While being able to own a stake in your very own property is an appealing idea, there are a lot of unexpected difficulties that come with the process that can quickly make the experience miserable. You should consider all of the possibilities before purchasing a stake in a shared ownership property.

  • Consider that rent may increase. While the rent starts low, it will continue to rise if property values increase in the area. Unfortunately, this can quickly make a stake in a shared ownership home unaffordable to keep — but you’ll be trapped by the terms of the purchase unless you’re able to sell your share.
  • Remain aware that the property can still be repossessed. In some cases, homeowners who have fallen behind on rent despite owning a share of the property have had their homes repossessed. Unfortunately, these homeowners were not entitled to get their share in the property back.
  • Consider whether you’re purchasing a new build property. Purchasing a brand-new property is inadvisable unless you plan to live there for a very long time. Moving into the property will cause an immediate deprecation in value. This will only be offset by increases in housing costs over time.
  • Determine if you will be able to afford maintenance fees on top of your mortgage and rent payments. Even though you’ll only own a share of the property, you are responsible for all of the maintenance costs. You should determine whether this is sustainable on your budget before purchasing. 
  • Factor in all other purchase expenses. If you’re purchasing a stake in a shared ownership home, you should expect to pay solicitor fees, stamp duty costs, mortgage broker fees, and any other moving costs. You may also need to pay housing association fees, home building insurance, and home contents insurance. 
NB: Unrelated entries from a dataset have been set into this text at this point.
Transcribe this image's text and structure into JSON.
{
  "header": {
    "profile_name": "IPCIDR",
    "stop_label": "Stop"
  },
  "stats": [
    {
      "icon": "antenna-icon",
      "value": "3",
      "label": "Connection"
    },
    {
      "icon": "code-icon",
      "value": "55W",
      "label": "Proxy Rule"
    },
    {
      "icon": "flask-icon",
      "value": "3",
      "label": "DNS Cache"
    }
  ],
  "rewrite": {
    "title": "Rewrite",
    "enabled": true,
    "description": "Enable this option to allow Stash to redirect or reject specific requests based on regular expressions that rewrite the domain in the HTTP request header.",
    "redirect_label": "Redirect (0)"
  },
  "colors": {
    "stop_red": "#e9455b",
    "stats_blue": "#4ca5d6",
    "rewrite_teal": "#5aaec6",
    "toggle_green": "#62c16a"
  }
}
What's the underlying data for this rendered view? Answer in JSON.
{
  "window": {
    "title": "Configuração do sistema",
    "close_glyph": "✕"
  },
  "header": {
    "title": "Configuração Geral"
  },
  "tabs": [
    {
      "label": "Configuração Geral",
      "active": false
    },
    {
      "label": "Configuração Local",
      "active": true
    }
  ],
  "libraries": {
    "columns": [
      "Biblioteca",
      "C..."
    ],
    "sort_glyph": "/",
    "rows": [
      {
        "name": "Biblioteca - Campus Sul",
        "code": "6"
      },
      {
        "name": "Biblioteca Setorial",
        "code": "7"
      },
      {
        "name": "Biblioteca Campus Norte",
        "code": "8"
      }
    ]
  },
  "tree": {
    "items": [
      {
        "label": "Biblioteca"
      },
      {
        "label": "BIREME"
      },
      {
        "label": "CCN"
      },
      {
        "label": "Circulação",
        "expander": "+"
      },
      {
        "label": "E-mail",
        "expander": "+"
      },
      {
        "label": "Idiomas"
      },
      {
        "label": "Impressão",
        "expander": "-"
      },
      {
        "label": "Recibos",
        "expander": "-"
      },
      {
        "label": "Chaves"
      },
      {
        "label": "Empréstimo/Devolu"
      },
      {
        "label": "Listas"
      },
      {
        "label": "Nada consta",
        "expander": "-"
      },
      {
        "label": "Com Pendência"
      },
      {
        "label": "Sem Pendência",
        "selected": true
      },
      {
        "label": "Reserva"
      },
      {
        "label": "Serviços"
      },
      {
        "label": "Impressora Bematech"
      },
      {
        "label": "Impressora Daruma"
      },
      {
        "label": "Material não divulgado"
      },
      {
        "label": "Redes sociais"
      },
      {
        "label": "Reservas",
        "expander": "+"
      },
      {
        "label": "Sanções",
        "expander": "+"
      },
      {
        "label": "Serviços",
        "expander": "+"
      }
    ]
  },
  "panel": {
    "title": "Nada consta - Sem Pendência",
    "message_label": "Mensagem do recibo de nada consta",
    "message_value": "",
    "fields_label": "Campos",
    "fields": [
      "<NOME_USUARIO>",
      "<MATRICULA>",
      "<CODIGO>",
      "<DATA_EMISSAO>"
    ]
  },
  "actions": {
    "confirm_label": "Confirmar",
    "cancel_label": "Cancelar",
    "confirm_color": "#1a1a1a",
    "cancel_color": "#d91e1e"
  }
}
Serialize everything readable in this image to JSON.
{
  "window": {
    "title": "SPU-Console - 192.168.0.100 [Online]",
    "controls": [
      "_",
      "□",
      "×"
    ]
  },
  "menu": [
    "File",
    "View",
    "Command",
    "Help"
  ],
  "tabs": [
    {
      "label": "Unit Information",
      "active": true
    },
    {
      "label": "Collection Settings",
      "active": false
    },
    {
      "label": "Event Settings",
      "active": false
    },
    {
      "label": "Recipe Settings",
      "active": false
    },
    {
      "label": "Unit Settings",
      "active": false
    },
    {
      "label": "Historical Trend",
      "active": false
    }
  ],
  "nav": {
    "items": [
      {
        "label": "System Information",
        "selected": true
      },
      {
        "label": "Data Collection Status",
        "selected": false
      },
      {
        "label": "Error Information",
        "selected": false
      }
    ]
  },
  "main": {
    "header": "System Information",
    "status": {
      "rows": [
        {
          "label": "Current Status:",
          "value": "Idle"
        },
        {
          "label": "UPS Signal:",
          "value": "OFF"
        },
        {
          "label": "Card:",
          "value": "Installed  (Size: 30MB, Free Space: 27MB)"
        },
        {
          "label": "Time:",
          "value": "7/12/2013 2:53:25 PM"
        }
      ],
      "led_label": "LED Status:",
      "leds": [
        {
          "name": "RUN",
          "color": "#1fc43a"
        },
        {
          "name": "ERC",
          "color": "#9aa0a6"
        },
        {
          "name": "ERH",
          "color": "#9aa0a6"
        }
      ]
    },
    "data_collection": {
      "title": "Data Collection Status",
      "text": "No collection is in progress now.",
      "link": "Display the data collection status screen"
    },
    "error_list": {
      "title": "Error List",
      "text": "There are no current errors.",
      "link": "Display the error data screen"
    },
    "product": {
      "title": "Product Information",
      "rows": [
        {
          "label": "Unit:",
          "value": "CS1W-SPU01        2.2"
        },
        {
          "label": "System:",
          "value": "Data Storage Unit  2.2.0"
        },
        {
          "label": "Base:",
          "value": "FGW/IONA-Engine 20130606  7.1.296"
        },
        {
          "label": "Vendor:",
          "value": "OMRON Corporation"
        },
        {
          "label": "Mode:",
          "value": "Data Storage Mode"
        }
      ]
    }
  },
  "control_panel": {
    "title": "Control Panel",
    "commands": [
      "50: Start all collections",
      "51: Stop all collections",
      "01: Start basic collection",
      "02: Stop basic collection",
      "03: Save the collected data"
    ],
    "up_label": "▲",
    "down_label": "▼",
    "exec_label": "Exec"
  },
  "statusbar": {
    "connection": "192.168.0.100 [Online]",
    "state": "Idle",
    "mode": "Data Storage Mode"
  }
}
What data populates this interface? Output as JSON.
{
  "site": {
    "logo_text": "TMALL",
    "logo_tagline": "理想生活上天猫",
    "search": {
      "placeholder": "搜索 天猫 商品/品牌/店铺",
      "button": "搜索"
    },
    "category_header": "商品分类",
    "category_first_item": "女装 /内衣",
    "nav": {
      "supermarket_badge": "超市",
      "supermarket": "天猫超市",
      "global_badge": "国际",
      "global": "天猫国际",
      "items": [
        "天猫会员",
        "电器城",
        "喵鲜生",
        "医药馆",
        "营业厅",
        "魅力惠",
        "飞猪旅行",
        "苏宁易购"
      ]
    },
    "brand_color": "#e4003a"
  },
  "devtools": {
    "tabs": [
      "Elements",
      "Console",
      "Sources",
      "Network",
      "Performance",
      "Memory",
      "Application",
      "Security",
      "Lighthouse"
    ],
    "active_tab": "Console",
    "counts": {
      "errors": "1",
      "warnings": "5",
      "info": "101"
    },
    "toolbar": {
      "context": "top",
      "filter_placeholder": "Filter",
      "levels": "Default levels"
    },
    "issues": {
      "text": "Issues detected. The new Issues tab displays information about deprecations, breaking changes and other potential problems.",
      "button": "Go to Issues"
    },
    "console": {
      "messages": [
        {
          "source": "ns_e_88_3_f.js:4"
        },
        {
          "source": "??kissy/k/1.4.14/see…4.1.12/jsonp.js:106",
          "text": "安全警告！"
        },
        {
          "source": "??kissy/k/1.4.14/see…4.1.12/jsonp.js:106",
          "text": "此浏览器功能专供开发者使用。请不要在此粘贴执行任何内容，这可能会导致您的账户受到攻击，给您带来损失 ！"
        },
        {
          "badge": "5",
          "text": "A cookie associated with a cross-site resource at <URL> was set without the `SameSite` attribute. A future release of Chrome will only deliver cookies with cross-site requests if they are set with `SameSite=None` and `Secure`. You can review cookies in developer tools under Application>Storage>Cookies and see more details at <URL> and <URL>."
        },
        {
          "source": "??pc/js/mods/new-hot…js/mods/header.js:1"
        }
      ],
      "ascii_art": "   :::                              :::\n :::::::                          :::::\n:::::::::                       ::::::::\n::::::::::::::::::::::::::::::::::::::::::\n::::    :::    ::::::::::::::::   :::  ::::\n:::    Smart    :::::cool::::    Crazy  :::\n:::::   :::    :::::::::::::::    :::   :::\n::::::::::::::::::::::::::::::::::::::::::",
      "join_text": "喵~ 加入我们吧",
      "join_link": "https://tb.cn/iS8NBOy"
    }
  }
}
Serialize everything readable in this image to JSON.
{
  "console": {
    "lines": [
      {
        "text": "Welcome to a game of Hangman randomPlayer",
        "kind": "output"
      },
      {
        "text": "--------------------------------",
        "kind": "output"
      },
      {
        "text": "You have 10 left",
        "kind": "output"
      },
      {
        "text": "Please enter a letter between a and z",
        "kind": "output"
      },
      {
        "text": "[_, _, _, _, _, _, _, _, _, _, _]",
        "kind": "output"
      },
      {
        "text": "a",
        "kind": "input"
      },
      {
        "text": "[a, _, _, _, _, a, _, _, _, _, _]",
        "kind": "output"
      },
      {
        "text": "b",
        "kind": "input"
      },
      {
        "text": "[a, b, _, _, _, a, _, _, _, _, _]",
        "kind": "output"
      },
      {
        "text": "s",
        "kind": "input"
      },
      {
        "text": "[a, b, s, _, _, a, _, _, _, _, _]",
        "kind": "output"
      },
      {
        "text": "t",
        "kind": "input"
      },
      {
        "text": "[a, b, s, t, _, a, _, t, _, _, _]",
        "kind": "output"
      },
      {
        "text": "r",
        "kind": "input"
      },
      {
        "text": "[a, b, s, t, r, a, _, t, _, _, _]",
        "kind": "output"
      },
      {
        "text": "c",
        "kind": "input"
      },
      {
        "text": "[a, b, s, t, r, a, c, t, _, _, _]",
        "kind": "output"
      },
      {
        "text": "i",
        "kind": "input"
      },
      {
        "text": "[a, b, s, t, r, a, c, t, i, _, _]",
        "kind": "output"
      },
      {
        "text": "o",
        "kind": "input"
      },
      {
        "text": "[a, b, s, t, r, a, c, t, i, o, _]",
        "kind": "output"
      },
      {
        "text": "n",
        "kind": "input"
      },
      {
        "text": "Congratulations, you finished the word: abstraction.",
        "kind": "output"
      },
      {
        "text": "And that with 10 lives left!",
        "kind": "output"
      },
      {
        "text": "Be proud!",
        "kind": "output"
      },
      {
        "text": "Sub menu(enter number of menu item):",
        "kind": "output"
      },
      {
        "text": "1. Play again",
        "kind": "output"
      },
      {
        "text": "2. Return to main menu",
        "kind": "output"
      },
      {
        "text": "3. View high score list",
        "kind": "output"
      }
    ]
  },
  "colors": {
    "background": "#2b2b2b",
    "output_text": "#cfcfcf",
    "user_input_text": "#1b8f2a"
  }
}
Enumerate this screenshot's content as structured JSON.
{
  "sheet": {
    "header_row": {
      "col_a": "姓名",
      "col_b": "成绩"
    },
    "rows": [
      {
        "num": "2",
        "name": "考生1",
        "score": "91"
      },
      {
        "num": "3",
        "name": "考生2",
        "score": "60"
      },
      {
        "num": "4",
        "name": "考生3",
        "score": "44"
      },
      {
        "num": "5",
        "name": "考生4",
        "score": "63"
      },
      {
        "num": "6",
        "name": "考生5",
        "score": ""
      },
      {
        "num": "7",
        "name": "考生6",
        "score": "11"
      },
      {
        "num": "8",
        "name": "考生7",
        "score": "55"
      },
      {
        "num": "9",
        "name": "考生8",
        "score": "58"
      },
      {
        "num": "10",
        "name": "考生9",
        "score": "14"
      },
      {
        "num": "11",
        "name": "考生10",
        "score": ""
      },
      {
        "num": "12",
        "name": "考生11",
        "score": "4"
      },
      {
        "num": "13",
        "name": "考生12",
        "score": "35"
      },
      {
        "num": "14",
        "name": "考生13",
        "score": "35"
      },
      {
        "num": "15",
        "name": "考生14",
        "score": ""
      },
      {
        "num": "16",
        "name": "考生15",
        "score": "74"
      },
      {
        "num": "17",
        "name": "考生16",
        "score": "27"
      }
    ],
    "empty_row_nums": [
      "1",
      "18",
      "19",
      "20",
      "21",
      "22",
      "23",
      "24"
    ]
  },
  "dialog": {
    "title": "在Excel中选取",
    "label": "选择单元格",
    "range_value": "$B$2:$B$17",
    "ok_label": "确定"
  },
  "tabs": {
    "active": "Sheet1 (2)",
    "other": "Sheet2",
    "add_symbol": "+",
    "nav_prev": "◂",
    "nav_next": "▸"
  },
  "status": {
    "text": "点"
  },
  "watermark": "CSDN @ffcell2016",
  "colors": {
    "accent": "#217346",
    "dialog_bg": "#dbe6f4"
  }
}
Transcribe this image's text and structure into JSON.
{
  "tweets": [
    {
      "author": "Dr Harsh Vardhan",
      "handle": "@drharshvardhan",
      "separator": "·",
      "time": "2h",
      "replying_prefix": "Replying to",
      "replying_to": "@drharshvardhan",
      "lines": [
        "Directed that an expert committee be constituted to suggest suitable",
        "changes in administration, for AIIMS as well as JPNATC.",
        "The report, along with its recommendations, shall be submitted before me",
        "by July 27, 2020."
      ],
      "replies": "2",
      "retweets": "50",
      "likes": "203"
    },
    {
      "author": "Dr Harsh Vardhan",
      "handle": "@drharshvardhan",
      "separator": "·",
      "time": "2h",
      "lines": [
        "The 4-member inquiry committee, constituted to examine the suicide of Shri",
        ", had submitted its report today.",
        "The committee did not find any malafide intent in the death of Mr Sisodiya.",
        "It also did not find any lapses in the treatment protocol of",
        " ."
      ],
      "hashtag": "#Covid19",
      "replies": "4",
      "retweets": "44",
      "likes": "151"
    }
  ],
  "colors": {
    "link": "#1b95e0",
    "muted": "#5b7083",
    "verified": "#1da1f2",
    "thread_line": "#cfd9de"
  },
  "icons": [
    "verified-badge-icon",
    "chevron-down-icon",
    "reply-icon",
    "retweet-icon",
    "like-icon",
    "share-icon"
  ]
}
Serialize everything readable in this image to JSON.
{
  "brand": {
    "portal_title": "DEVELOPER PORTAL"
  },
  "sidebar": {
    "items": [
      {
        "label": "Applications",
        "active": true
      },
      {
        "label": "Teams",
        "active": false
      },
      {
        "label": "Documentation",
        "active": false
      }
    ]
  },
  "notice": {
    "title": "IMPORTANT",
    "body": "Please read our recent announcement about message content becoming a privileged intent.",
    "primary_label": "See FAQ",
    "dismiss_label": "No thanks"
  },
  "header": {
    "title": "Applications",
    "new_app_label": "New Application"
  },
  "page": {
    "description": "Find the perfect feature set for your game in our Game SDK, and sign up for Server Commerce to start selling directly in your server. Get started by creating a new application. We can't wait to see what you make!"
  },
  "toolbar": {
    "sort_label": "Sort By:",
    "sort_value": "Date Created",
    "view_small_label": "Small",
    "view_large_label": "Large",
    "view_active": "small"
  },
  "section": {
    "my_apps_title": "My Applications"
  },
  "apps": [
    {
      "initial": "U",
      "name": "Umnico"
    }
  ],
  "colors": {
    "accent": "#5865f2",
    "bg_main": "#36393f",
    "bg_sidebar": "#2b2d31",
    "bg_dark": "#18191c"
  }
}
Should I Purchase a Shared Ownership Home?

Ultimately, you should carefully consider your circumstances before deciding whether to purchase a stake in a shared ownership home. It requires significantly more dedication than renting a home, and you’ll be taking on a lot of risks when you purchase your share.

If you are ready to rise to the challenge and know that you’ll be able to keep up with the costs of purchasing a share, however, it can be a great thing to do. Shared ownership is an excellent way to get a stake in property ownership and improve your stability when you wouldn’t have had the opportunity to do so otherwise.

Consider your decision carefully before purchasing a stake in a shared ownership home. If you decide to purchase a share of the home, it won’t be long before you understand just how wonderful home ownership is. And with time, you may find that you grow incredible equity on your new property.

Final Thoughts

When you consider the cost of purchasing a share of a shared ownership home, it’s easy to wonder whether you can negotiate the asking price. It’s also recommended to use the right strategies for investing in your new property.

Unfortunately, there aren’t any avenues to negotiate the cost of a property. It’s important to wait for the right time to buy your home if you want to ensure that property values only increase in the future. As long as you’re careful, it won’t be long before you’re enjoying your new home.